Salí corriendo de los urinarios y me dirigí a la puerta de embarque, frente a la que se apelotonaba aún un buen número de gente, y busqué a Ramón con la mirada entre la masa abigarrada de viajeros. Nada. Entonces le odié, cómo le odié, uno de esos odios de repetición, secos y fulminantes, que tanto abundan en el devenir de la conyugalidad.

– Pero qué cabrón, dónde demonios estará, seguro que se ha ido al free shop a comprar más tabaco, siempre me hace lo mismo, como si no supiera lo nerviosa que me pongo con los viajes -mascullé en tono casi audible.

Y me retiré a un lado de la cola, en un sitio bien visible, depositando las pesadas bolsas en el suelo y esperando desesperadamente su regreso.

Las horas siguientes fueron de las más amargas de mi vida.
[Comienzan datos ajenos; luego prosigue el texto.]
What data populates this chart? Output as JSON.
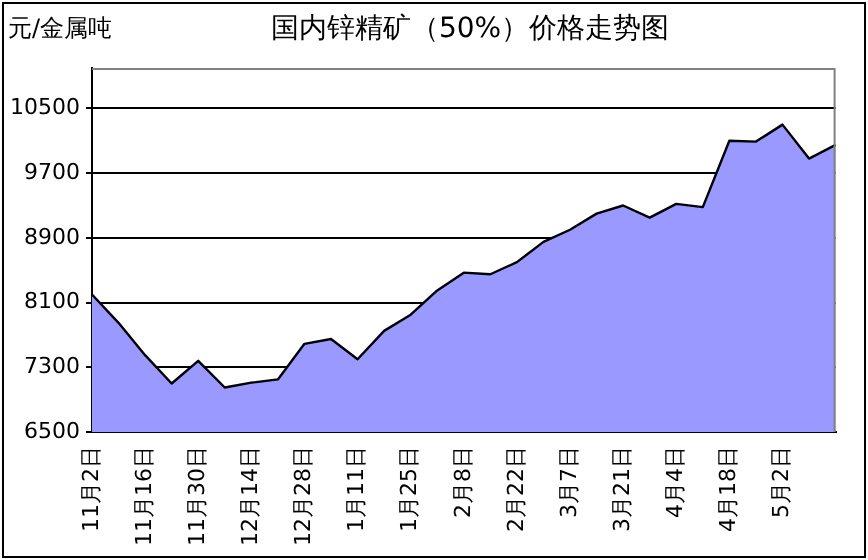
{
  "chart_data": {
    "type": "area",
    "title": "国内锌精矿（50%）价格走势图",
    "ylabel": "元/金属吨",
    "categories": [
      "11月2日",
      null,
      "11月16日",
      null,
      "11月30日",
      null,
      "12月14日",
      null,
      "12月28日",
      null,
      "1月11日",
      null,
      "1月25日",
      null,
      "2月8日",
      null,
      "2月22日",
      null,
      "3月7日",
      null,
      "3月21日",
      null,
      "4月4日",
      null,
      "4月18日",
      null,
      "5月2日",
      null,
      null
    ],
    "series": [
      {
        "color": "#9999ff",
        "values": [
          8200,
          7850,
          7450,
          7100,
          7380,
          7050,
          7110,
          7150,
          7590,
          7650,
          7400,
          7750,
          7950,
          8250,
          8470,
          8450,
          8600,
          8850,
          9000,
          9200,
          9300,
          9150,
          9320,
          9280,
          10100,
          10090,
          10300,
          9880,
          10050
        ]
      }
    ],
    "ylim": [
      6500,
      11000
    ],
    "yticks": [
      6500,
      7300,
      8100,
      8900,
      9700,
      10500
    ],
    "grid": "y",
    "legend": false
  }
}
Primero el aluvión de pasajeros que se agolpaba ante la puerta fue disminuyendo y disminuyendo de la misma manera, fluida e implacable, con que un reloj de arena vacía su copa, y al rato ya no quedaba nadie frente al mostrador. La empleada de Iberia me dijo que pasara, yo le expliqué que estaba esperando a mi marido, ella me pidió que lo buscara porque el vuelo estaba ya muy retrasado.

– Sí, claro, buscarlo, pero ¿dónde?-gemí desconsolada.

Y sin embargo lo busqué, dejé las bolsas a la empleada y corrí alocadamente por el aeropuerto, me asomé alfree shop, al bar, a las tiendas, al quiosco de prensa, mientras oía cómo empezaban a llamarle por los altavoces:

«Don Ramón Iruña Díaz, pasajero del vuelo de Iberia 349 con destino Viena, acuda urgentemente a la puerta de embarque B26.»

Regresé sin aliento y empapada de sudor dentro de mis ropas invernales, con la esperanza de encontrármelo, contrito y con alguna explicación plausible, junto a la puerta. Pero desde lejos pude ver que no estaba. Eso sí, había aumentado el número de empleados de la compañía. Ahora había dos hombres y dos mujeres uniformados.